そんな町のみんなが楽しく騒いでる中、ただ一人勇者は肩を小さくして土下座をさせられていた。


「勇者様!!その体では無理ができないので安静にしておいてくださいって申し上げたじゃありませんか!」


「す、すいませんでした…………」


最初のほうは広場の人気のない場所で怒られていたがいつの間にか次から次へと様子が気になり寄ってくることにより

人だかりができてしまい、注目を浴びることになってしまっていた。


その場にいたかの屈強な男もその場を止めようと入り込む。


「まあまあ……勇者様に負担をかけてしまい無理をさせてしまったのはもとはといえば俺の責任なんだし……」


男は女性を落ち着かせるように話すがさらに悪化させることになる。


「そうよ!そもそもあなたが勇者様に甘えてあんなことしなければこうはならなかったのよ!!」


「す、すまん……」


その矛先は男のほうへと向き男も勇者同様に何も言い返すことができない。

周りで見ていた町の人々はそんな二人をゲラゲラと笑いながらしゃべる。


(あんな強そうな二人でも本気の女性には勝てないもんなんだなぁw)

(勇者様は魔王は倒せても女性には敵わないんですね!)


すると突如としてその場に笑いが走る。


二人の男は深くため息をついた。


終わりのない説教が延々と続くと勇者は広場のほうへと向かう村長を目にすると女性の矛先が屈強な男に向いている間にすかさず抜け出して

村長のもとへと向かう。


「村長!ようやくお越しになられましたね」


「えぇ……どうやらこの体では少々厳しかったかもしれませんな」


村長がそういうと勇者は手を貸して宴の会場のほうへとお供した。

村長が広場に来るとお酒やご馳走を持ってきて町のみんなが村長のことを歓迎してくれていた。
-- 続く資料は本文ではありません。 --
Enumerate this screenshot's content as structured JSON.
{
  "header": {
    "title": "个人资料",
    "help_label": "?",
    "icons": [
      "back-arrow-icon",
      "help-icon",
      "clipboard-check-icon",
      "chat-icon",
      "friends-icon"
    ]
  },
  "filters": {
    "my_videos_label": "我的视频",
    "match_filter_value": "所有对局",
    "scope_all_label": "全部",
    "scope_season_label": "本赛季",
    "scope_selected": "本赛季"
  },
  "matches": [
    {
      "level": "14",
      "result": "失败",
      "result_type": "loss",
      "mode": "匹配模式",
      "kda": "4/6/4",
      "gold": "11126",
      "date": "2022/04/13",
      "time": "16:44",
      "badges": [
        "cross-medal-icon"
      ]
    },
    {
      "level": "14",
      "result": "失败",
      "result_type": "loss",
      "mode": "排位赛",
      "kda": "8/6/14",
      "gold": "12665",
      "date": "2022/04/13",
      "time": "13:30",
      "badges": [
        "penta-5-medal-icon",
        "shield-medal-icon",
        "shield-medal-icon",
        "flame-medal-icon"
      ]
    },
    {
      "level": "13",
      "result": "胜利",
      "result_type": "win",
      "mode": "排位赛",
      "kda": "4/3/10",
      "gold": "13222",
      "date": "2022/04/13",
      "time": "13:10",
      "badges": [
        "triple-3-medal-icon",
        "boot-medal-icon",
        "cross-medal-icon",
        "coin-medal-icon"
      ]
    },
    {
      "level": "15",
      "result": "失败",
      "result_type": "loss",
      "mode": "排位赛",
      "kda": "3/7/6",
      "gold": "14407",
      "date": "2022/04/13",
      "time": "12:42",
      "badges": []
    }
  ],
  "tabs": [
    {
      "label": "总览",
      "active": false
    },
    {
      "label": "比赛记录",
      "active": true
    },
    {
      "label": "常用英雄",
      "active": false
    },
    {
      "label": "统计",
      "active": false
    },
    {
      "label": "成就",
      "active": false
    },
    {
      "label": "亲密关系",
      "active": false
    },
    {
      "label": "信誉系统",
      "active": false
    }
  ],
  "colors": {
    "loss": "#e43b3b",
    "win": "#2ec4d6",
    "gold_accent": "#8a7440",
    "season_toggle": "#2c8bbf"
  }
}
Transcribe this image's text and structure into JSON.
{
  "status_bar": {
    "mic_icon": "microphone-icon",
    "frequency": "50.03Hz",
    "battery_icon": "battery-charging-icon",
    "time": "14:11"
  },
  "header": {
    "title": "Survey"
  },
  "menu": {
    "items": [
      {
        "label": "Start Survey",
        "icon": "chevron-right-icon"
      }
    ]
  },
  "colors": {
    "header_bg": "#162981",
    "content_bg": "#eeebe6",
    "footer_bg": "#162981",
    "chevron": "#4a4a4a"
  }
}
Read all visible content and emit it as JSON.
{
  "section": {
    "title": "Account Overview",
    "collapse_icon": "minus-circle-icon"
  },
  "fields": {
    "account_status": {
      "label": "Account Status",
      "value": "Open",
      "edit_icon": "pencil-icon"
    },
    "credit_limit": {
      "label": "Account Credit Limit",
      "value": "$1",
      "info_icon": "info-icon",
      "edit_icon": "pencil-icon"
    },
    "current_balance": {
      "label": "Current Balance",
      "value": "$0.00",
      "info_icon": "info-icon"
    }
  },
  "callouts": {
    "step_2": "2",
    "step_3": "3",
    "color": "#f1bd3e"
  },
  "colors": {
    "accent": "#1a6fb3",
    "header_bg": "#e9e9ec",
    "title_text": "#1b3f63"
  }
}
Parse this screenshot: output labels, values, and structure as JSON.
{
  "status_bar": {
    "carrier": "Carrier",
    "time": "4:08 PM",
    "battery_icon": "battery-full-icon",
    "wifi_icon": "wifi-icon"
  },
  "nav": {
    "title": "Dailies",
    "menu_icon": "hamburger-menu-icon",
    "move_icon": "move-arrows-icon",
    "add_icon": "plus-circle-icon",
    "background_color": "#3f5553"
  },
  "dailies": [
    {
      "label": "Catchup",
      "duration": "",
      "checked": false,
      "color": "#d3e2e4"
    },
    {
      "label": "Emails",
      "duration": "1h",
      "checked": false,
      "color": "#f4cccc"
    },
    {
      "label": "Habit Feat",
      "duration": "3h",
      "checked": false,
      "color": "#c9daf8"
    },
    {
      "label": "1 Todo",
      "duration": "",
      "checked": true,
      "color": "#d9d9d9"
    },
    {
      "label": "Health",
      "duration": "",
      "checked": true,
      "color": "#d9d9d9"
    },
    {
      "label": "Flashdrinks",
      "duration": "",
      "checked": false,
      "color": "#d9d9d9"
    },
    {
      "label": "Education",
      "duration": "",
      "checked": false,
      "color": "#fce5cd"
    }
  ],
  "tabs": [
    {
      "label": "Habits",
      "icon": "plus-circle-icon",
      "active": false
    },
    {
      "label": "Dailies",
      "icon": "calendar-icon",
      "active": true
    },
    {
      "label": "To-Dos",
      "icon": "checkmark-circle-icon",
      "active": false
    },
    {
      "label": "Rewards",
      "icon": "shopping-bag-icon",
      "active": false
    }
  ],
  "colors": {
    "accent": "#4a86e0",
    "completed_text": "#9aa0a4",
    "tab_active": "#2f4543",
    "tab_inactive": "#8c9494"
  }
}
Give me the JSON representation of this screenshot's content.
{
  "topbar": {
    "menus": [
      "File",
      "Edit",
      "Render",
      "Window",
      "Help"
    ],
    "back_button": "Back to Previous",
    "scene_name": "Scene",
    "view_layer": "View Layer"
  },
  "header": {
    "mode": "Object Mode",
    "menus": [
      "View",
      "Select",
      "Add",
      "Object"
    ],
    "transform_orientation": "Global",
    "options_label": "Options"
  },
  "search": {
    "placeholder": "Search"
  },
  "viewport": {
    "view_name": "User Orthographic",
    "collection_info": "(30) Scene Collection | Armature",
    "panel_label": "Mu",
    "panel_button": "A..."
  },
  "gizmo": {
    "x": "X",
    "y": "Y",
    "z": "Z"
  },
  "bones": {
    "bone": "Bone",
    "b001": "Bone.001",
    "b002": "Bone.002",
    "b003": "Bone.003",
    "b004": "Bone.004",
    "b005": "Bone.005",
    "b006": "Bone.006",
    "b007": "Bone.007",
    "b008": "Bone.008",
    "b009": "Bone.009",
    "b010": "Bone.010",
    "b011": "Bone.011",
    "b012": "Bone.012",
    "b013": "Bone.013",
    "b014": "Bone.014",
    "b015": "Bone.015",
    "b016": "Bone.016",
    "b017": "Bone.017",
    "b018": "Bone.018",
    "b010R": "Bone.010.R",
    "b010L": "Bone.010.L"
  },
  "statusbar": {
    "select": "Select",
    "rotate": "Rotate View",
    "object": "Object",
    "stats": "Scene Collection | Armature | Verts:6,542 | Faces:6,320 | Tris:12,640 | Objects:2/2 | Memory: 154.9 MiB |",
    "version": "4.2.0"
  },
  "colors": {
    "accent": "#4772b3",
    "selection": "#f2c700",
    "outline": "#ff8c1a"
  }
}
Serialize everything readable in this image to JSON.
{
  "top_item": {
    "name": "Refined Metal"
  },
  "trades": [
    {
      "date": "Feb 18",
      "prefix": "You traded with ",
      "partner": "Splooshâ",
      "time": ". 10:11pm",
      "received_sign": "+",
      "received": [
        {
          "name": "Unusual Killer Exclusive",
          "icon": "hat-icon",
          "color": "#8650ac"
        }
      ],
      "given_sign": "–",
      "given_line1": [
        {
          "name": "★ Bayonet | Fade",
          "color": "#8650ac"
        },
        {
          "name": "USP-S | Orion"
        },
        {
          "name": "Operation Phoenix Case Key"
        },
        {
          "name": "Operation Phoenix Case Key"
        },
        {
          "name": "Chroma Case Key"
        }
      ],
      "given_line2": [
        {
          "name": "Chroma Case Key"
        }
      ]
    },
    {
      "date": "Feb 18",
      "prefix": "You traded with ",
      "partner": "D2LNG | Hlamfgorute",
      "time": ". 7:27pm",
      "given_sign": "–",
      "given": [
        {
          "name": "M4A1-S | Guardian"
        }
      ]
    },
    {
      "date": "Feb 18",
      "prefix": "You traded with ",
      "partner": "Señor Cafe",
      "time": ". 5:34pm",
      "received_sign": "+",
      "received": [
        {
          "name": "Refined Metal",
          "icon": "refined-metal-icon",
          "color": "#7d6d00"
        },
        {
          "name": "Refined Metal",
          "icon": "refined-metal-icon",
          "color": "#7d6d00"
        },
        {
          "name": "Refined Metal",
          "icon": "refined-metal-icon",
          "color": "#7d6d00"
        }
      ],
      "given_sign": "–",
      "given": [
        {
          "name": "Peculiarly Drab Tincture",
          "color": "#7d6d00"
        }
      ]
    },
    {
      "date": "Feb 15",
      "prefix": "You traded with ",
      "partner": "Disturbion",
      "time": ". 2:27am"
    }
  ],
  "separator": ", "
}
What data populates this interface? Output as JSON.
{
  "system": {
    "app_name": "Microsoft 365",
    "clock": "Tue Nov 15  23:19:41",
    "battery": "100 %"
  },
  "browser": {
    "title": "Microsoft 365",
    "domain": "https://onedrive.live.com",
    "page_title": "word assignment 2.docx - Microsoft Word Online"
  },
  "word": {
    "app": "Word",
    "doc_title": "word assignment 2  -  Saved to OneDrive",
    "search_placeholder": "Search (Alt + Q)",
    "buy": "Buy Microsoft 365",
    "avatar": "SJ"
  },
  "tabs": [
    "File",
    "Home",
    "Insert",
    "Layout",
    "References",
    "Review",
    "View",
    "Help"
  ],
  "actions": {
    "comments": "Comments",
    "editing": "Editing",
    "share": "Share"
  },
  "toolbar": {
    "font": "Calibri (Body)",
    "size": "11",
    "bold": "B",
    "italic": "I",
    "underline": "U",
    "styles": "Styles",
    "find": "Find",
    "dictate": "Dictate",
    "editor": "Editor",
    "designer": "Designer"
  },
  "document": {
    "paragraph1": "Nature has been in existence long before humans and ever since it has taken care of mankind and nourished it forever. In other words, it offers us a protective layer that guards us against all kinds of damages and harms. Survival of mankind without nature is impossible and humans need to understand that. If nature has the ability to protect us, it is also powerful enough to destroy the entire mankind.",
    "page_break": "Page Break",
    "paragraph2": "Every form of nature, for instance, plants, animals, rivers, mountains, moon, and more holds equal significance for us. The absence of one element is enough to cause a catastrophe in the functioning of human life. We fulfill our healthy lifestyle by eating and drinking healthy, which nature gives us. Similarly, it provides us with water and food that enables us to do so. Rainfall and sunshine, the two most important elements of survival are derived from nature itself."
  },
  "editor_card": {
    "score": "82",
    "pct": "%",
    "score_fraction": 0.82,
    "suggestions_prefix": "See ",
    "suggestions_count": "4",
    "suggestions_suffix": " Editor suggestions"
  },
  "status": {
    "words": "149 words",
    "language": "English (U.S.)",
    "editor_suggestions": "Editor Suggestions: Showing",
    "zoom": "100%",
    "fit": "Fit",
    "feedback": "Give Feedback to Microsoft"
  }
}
どうやらこの状況をどうしていいかわからず困惑していた村長だったがその顔には喜びの表情があった。

村長とその手を持つ勇者は宴会の席に座り込む。


「町のみんながまたこのような笑顔を見せてくれ宴を楽しめているのも何もかも勇者様のおかげでございますよ。」


「いえいえ、私だってこの町の人々には救われましたからお互い様ですよ。」


「そういえば、急な話ですが私は翌朝この町を出て王都のほうへと向かわせていただきます。」


「えぇ……町のもの達には内緒にしておきますので……」


村長はこちらの事情も察してくれていた。


「ありがとうございます。町の人たちには宴を開いてくれたことに感謝を伝えてもらいたいのですが……」


「わかりました。私の口から皆に伝えておきましょう……さて、王城までは遠い道なりとなりますので馬を用意いたしますので……」


「いえ、お気を使わせてもらえることはありがたく存じますが……馬は使わずに自分の足で王城へと向かうことにします。ありのままのこの世界を旅してみたいんです……」


勇者がそういうと村長も納得してくれたみたいで


「そうですか、それと勇者様のお名前について気が付いたことが一つあるのですが……」



~翌朝~

勇者は身支度を整え、イスクールの町を後にした。

今朝もこの世界の天気は気持ちのいい朝であり、勇者は王都へと戻るべく足を進めるのであった。